E neste dia do Jubileu dos Voluntários e Operadores da Misericórdia, o Papa evocou o Evangelho de Lucas, lido neste domingo, para comparar o “vasto mundo do voluntariado de hoje às multidões que seguiam Jesus” dizendo-lhes:
Sois aquela multidão que segue o Mestre, e que torna visível o seu amor concreto por cada pessoa (…). Quantos corações os voluntários confortam! Quantas mãos apoiam; quantas lágrimas enxugam; quanto amor é derramado no serviço escondido, humilde e desinteressado! Este serviço louvável dá voz à fé, dá voz à fé, e manifesta a misericórdia do Pai que se faz próximo daqueles que passam por necessidades.”
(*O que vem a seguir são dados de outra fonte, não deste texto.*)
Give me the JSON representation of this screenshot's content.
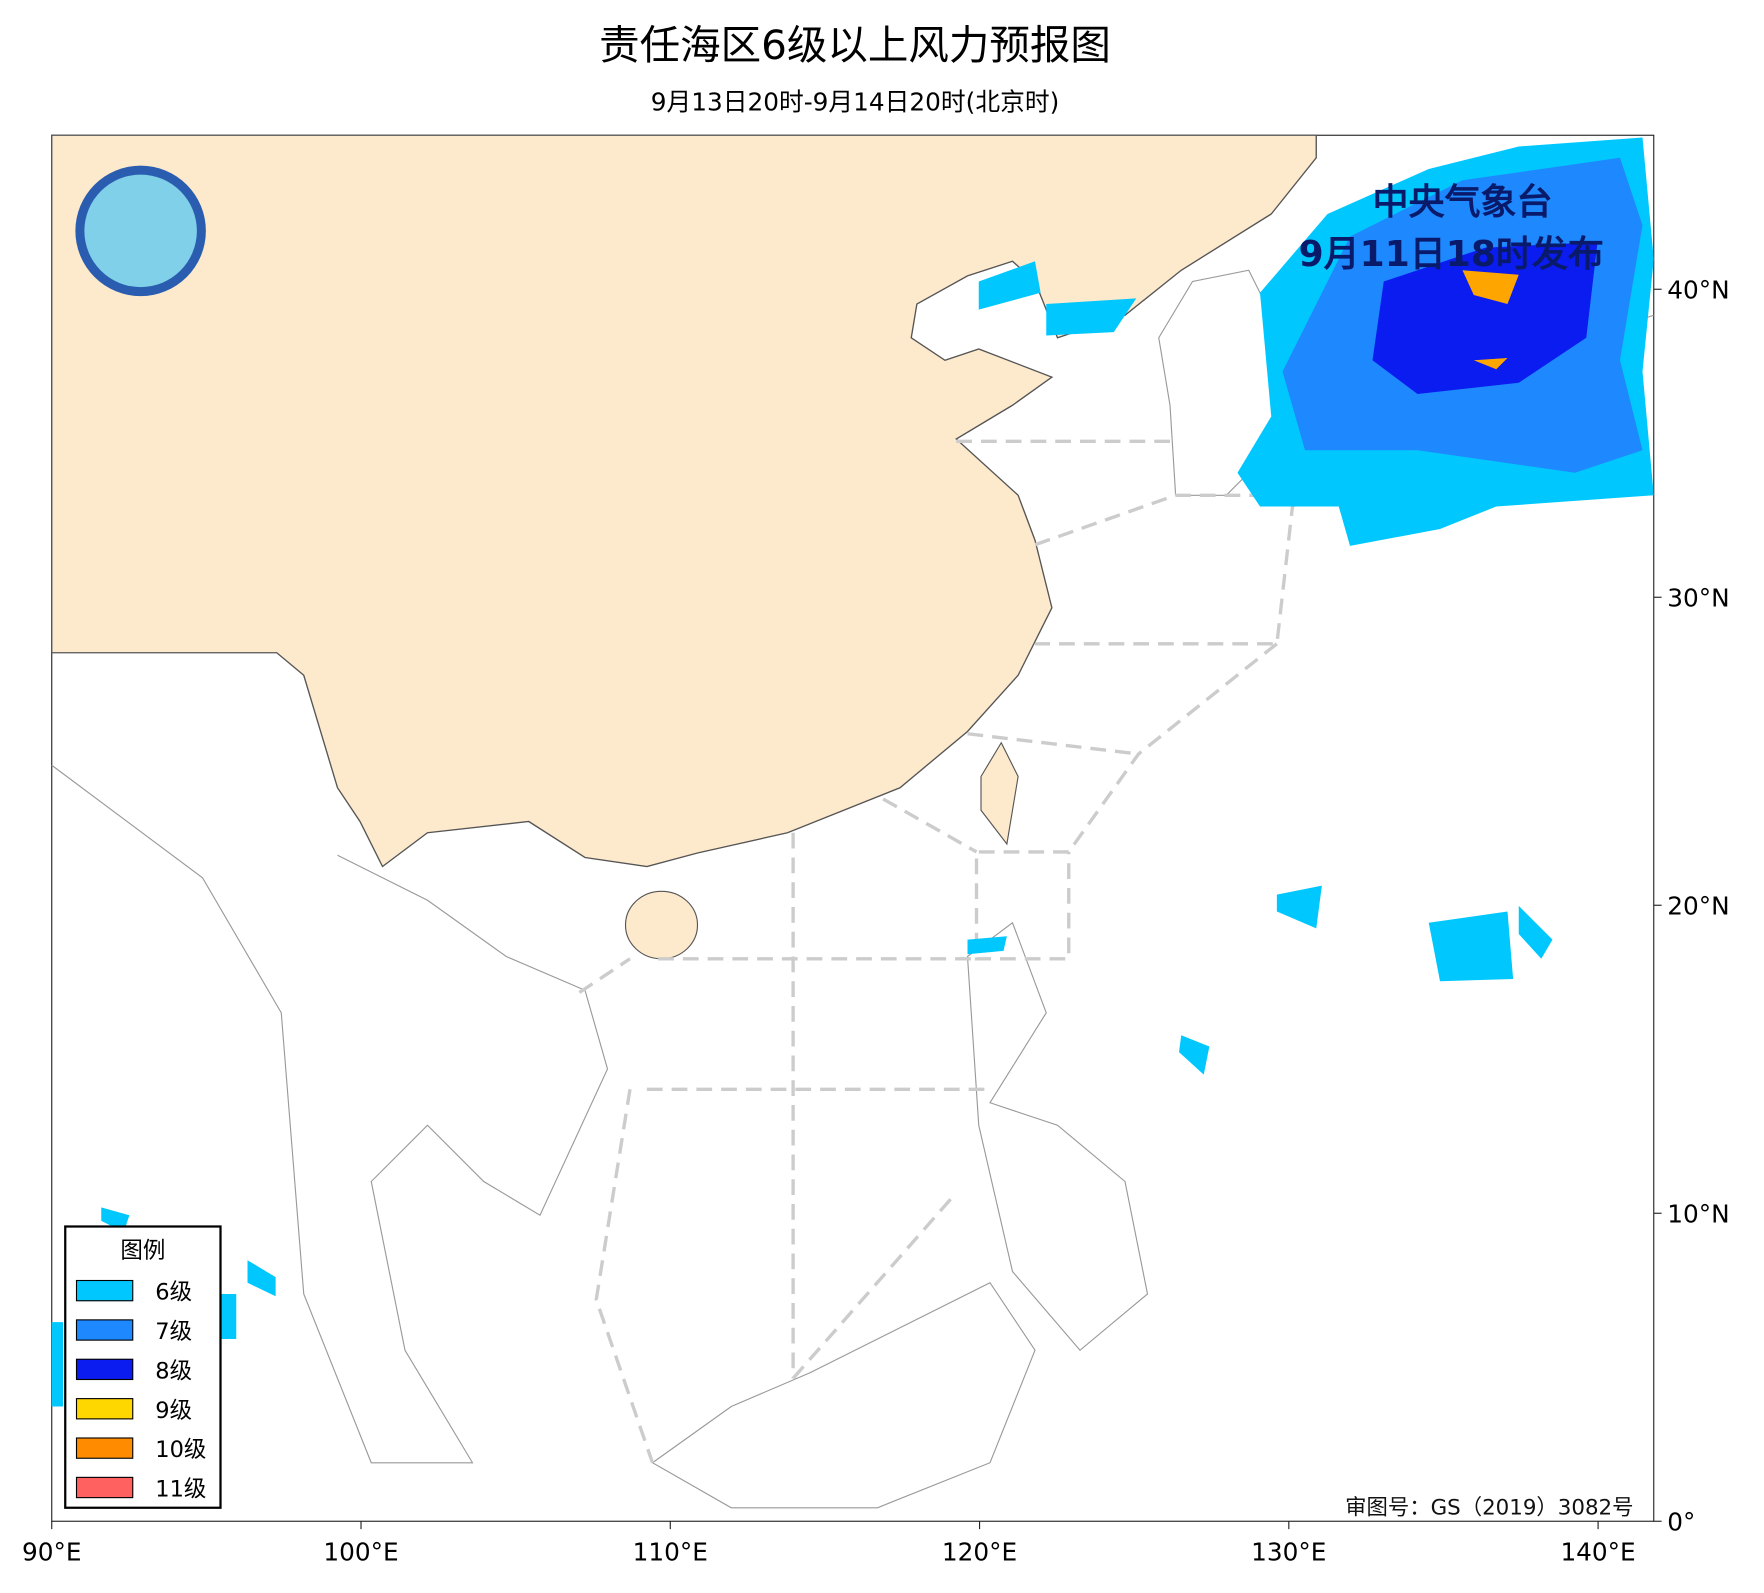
{
  "header": {
    "title": "责任海区6级以上风力预报图",
    "subtitle": "9月13日20时-9月14日20时(北京时)"
  },
  "map": {
    "xlim": [
      90,
      141.8
    ],
    "ylim": [
      0,
      45
    ],
    "xticks": [
      {
        "value": 90,
        "label": "90°E"
      },
      {
        "value": 100,
        "label": "100°E"
      },
      {
        "value": 110,
        "label": "110°E"
      },
      {
        "value": 120,
        "label": "120°E"
      },
      {
        "value": 130,
        "label": "130°E"
      },
      {
        "value": 140,
        "label": "140°E"
      }
    ],
    "yticks": [
      {
        "value": 0,
        "label": "0°"
      },
      {
        "value": 10,
        "label": "10°N"
      },
      {
        "value": 20,
        "label": "20°N"
      },
      {
        "value": 30,
        "label": "30°N"
      },
      {
        "value": 40,
        "label": "40°N"
      }
    ],
    "publisher": "中央气象台",
    "issued": "9月11日18时发布",
    "review_number": "审图号：GS（2019）3082号"
  },
  "legend": {
    "title": "图例",
    "items": [
      {
        "label": "6级",
        "color": "#00c8ff"
      },
      {
        "label": "7级",
        "color": "#1e88ff"
      },
      {
        "label": "8级",
        "color": "#0a1cf0"
      },
      {
        "label": "9级",
        "color": "#ffd700"
      },
      {
        "label": "10级",
        "color": "#ff8c00"
      },
      {
        "label": "11级",
        "color": "#ff6060"
      }
    ]
  }
}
O Papa prosseguiu recordando aos voluntários que “seguir Cristo é um compromisso sério e ao mesmo tempo alegre: exige radicalidade e coragem para reconhecer o divino Mestre no mais pobre e colocar-se ao seu serviço” sem esperar agradecimentos ou gratificações. É simplesmente um imitar o Senhor que se inclina sobre cada um de nós nos momentos difíceis, pormenorizou o Papa:
Como o Senhor veio até mim e se inclinou sobre mim na hora da necessidade, assim também vou ao seu encontro e me inclino  sobre aqueles que perderam a fé ou vivem como se Deus não existisse, sobre os jovens sem valores e ideais, sobre as famílias em crise, sobre os enfermos e os prisioneiros, sobre os refugiados e imigrantes, sobre os fracos e desamparados no corpo e no espírito, sobre os menores e abandonados  à própria sorte, bem como sobre os idosos deixados sozinhos. Onde quer que haja uma mão estendida pedindo ajuda para levantar-se, ali deve estar a nossa presença e a presença da Igreja, que apoia e dá esperança.”
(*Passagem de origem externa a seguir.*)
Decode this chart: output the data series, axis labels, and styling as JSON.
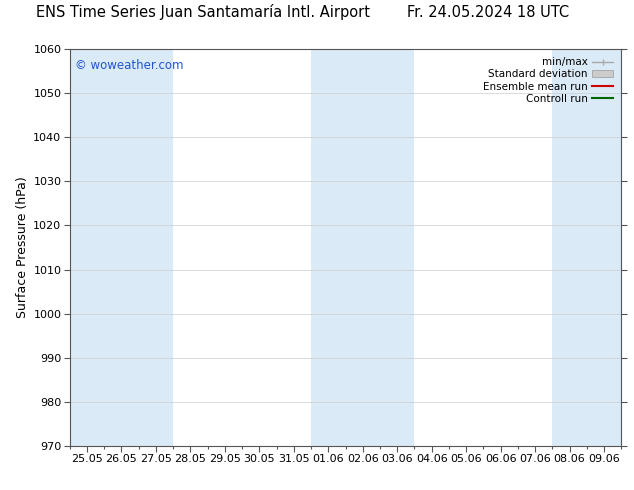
{
  "title_left": "ENS Time Series Juan Santamaría Intl. Airport",
  "title_right": "Fr. 24.05.2024 18 UTC",
  "ylabel": "Surface Pressure (hPa)",
  "ylim": [
    970,
    1060
  ],
  "yticks": [
    970,
    980,
    990,
    1000,
    1010,
    1020,
    1030,
    1040,
    1050,
    1060
  ],
  "xtick_labels": [
    "25.05",
    "26.05",
    "27.05",
    "28.05",
    "29.05",
    "30.05",
    "31.05",
    "01.06",
    "02.06",
    "03.06",
    "04.06",
    "05.06",
    "06.06",
    "07.06",
    "08.06",
    "09.06"
  ],
  "shaded_bands_x": [
    0,
    1,
    2,
    7,
    8,
    9,
    14,
    15
  ],
  "bg_color": "#ffffff",
  "band_color": "#daeaf7",
  "watermark_text": "© woweather.com",
  "watermark_color": "#2255cc",
  "legend_entries": [
    {
      "label": "min/max",
      "color": "#aaaaaa",
      "style": "errbar"
    },
    {
      "label": "Standard deviation",
      "color": "#cccccc",
      "style": "fill"
    },
    {
      "label": "Ensemble mean run",
      "color": "#cc0000",
      "style": "line"
    },
    {
      "label": "Controll run",
      "color": "#006600",
      "style": "line"
    }
  ],
  "axis_color": "#555555",
  "tick_color": "#555555",
  "title_fontsize": 10.5,
  "label_fontsize": 9,
  "tick_fontsize": 8,
  "legend_fontsize": 7.5
}
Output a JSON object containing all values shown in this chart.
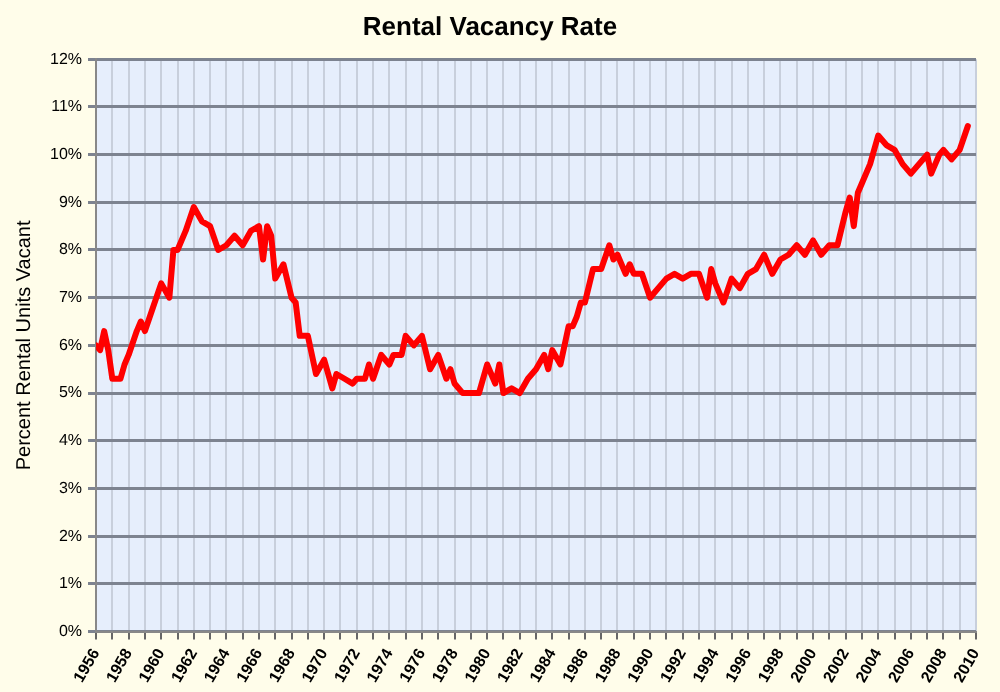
{
  "chart_data": {
    "type": "line",
    "title": "Rental Vacancy Rate",
    "ylabel": "Percent Rental Units Vacant",
    "x": [
      1956,
      1956.25,
      1956.5,
      1956.75,
      1957,
      1957.5,
      1957.75,
      1958,
      1958.5,
      1958.75,
      1959,
      1959.5,
      1960,
      1960.5,
      1960.75,
      1961,
      1961.5,
      1962,
      1962.5,
      1963,
      1963.5,
      1964,
      1964.5,
      1965,
      1965.5,
      1966,
      1966.25,
      1966.5,
      1966.75,
      1967,
      1967.5,
      1968,
      1968.25,
      1968.5,
      1969,
      1969.5,
      1970,
      1970.5,
      1970.75,
      1971.25,
      1971.75,
      1972,
      1972.5,
      1972.75,
      1973,
      1973.5,
      1974,
      1974.25,
      1974.75,
      1975,
      1975.5,
      1976,
      1976.5,
      1977,
      1977.5,
      1977.75,
      1978,
      1978.5,
      1979,
      1979.5,
      1980,
      1980.5,
      1980.75,
      1981,
      1981.5,
      1982,
      1982.5,
      1983,
      1983.5,
      1983.75,
      1984,
      1984.5,
      1985,
      1985.25,
      1985.5,
      1985.75,
      1986,
      1986.5,
      1987,
      1987.5,
      1987.75,
      1988,
      1988.5,
      1988.75,
      1989,
      1989.5,
      1990,
      1990.5,
      1991,
      1991.5,
      1992,
      1992.5,
      1993,
      1993.5,
      1993.75,
      1994,
      1994.5,
      1995,
      1995.5,
      1996,
      1996.5,
      1997,
      1997.5,
      1998,
      1998.5,
      1999,
      1999.5,
      2000,
      2000.5,
      2001,
      2001.5,
      2002,
      2002.25,
      2002.5,
      2002.75,
      2003,
      2003.5,
      2004,
      2004.5,
      2005,
      2005.5,
      2006,
      2006.5,
      2007,
      2007.25,
      2007.5,
      2007.75,
      2008,
      2008.5,
      2009,
      2009.5
    ],
    "series": [
      {
        "color": "#ff0000",
        "values": [
          6.0,
          5.9,
          6.3,
          5.9,
          5.3,
          5.3,
          5.6,
          5.8,
          6.3,
          6.5,
          6.3,
          6.8,
          7.3,
          7.0,
          8.0,
          8.0,
          8.4,
          8.9,
          8.6,
          8.5,
          8.0,
          8.1,
          8.3,
          8.1,
          8.4,
          8.5,
          7.8,
          8.5,
          8.3,
          7.4,
          7.7,
          7.0,
          6.9,
          6.2,
          6.2,
          5.4,
          5.7,
          5.1,
          5.4,
          5.3,
          5.2,
          5.3,
          5.3,
          5.6,
          5.3,
          5.8,
          5.6,
          5.8,
          5.8,
          6.2,
          6.0,
          6.2,
          5.5,
          5.8,
          5.3,
          5.5,
          5.2,
          5.0,
          5.0,
          5.0,
          5.6,
          5.2,
          5.6,
          5.0,
          5.1,
          5.0,
          5.3,
          5.5,
          5.8,
          5.5,
          5.9,
          5.6,
          6.4,
          6.4,
          6.6,
          6.9,
          6.9,
          7.6,
          7.6,
          8.1,
          7.8,
          7.9,
          7.5,
          7.7,
          7.5,
          7.5,
          7.0,
          7.2,
          7.4,
          7.5,
          7.4,
          7.5,
          7.5,
          7.0,
          7.6,
          7.3,
          6.9,
          7.4,
          7.2,
          7.5,
          7.6,
          7.9,
          7.5,
          7.8,
          7.9,
          8.1,
          7.9,
          8.2,
          7.9,
          8.1,
          8.1,
          8.8,
          9.1,
          8.5,
          9.2,
          9.4,
          9.8,
          10.4,
          10.2,
          10.1,
          9.8,
          9.6,
          9.8,
          10.0,
          9.6,
          9.8,
          10.0,
          10.1,
          9.9,
          10.1,
          10.6
        ]
      }
    ],
    "xlim": [
      1956,
      2010
    ],
    "xticks": [
      1956,
      {
        "value": 1957,
        "label": null
      },
      1958,
      {
        "value": 1959,
        "label": null
      },
      1960,
      {
        "value": 1961,
        "label": null
      },
      1962,
      {
        "value": 1963,
        "label": null
      },
      1964,
      {
        "value": 1965,
        "label": null
      },
      1966,
      {
        "value": 1967,
        "label": null
      },
      1968,
      {
        "value": 1969,
        "label": null
      },
      1970,
      {
        "value": 1971,
        "label": null
      },
      1972,
      {
        "value": 1973,
        "label": null
      },
      1974,
      {
        "value": 1975,
        "label": null
      },
      1976,
      {
        "value": 1977,
        "label": null
      },
      1978,
      {
        "value": 1979,
        "label": null
      },
      1980,
      {
        "value": 1981,
        "label": null
      },
      1982,
      {
        "value": 1983,
        "label": null
      },
      1984,
      {
        "value": 1985,
        "label": null
      },
      1986,
      {
        "value": 1987,
        "label": null
      },
      1988,
      {
        "value": 1989,
        "label": null
      },
      1990,
      {
        "value": 1991,
        "label": null
      },
      1992,
      {
        "value": 1993,
        "label": null
      },
      1994,
      {
        "value": 1995,
        "label": null
      },
      1996,
      {
        "value": 1997,
        "label": null
      },
      1998,
      {
        "value": 1999,
        "label": null
      },
      2000,
      {
        "value": 2001,
        "label": null
      },
      2002,
      {
        "value": 2003,
        "label": null
      },
      2004,
      {
        "value": 2005,
        "label": null
      },
      2006,
      {
        "value": 2007,
        "label": null
      },
      2008,
      {
        "value": 2009,
        "label": null
      },
      2010
    ],
    "ylim": [
      0,
      12
    ],
    "yticks": [
      {
        "value": 0,
        "label": "0%"
      },
      {
        "value": 1,
        "label": "1%"
      },
      {
        "value": 2,
        "label": "2%"
      },
      {
        "value": 3,
        "label": "3%"
      },
      {
        "value": 4,
        "label": "4%"
      },
      {
        "value": 5,
        "label": "5%"
      },
      {
        "value": 6,
        "label": "6%"
      },
      {
        "value": 7,
        "label": "7%"
      },
      {
        "value": 8,
        "label": "8%"
      },
      {
        "value": 9,
        "label": "9%"
      },
      {
        "value": 10,
        "label": "10%"
      },
      {
        "value": 11,
        "label": "11%"
      },
      {
        "value": 12,
        "label": "12%"
      }
    ],
    "grid": true,
    "legend": false,
    "marker": "none",
    "line_style": "solid"
  }
}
Exemplo de tudo isso foi Madre Teresa de Calcutá, “dispensadora generosa da misericórdia divina” – disse o Papa sublinhando que ela se fez disponível a todos, desde os nascituros, aos abandonados e descartados. Em relação aos nascituros punha-se claramente do lado da defesa da vida, dizendo que “quem ainda não nasceu é o mais fraco, o menor, o mais miserável”. Em todos reconheceu a dignidade que Deus lhes dera” – frisou Francisco, recordando que Madre Teresa  fez também “ouvir a sua voz aos poderosos da terra, para que reconhecessem a sua culpa perante os crimes da pobreza criada por eles próprios. A misericórdia foi para ela o “sal” que dava sabor a todas as suas obras, e a luz que iluminava a escuridão de todos aqueles que nem sequer tinham mais lágrimas para chorar pela sua pobreza e sofrimento” .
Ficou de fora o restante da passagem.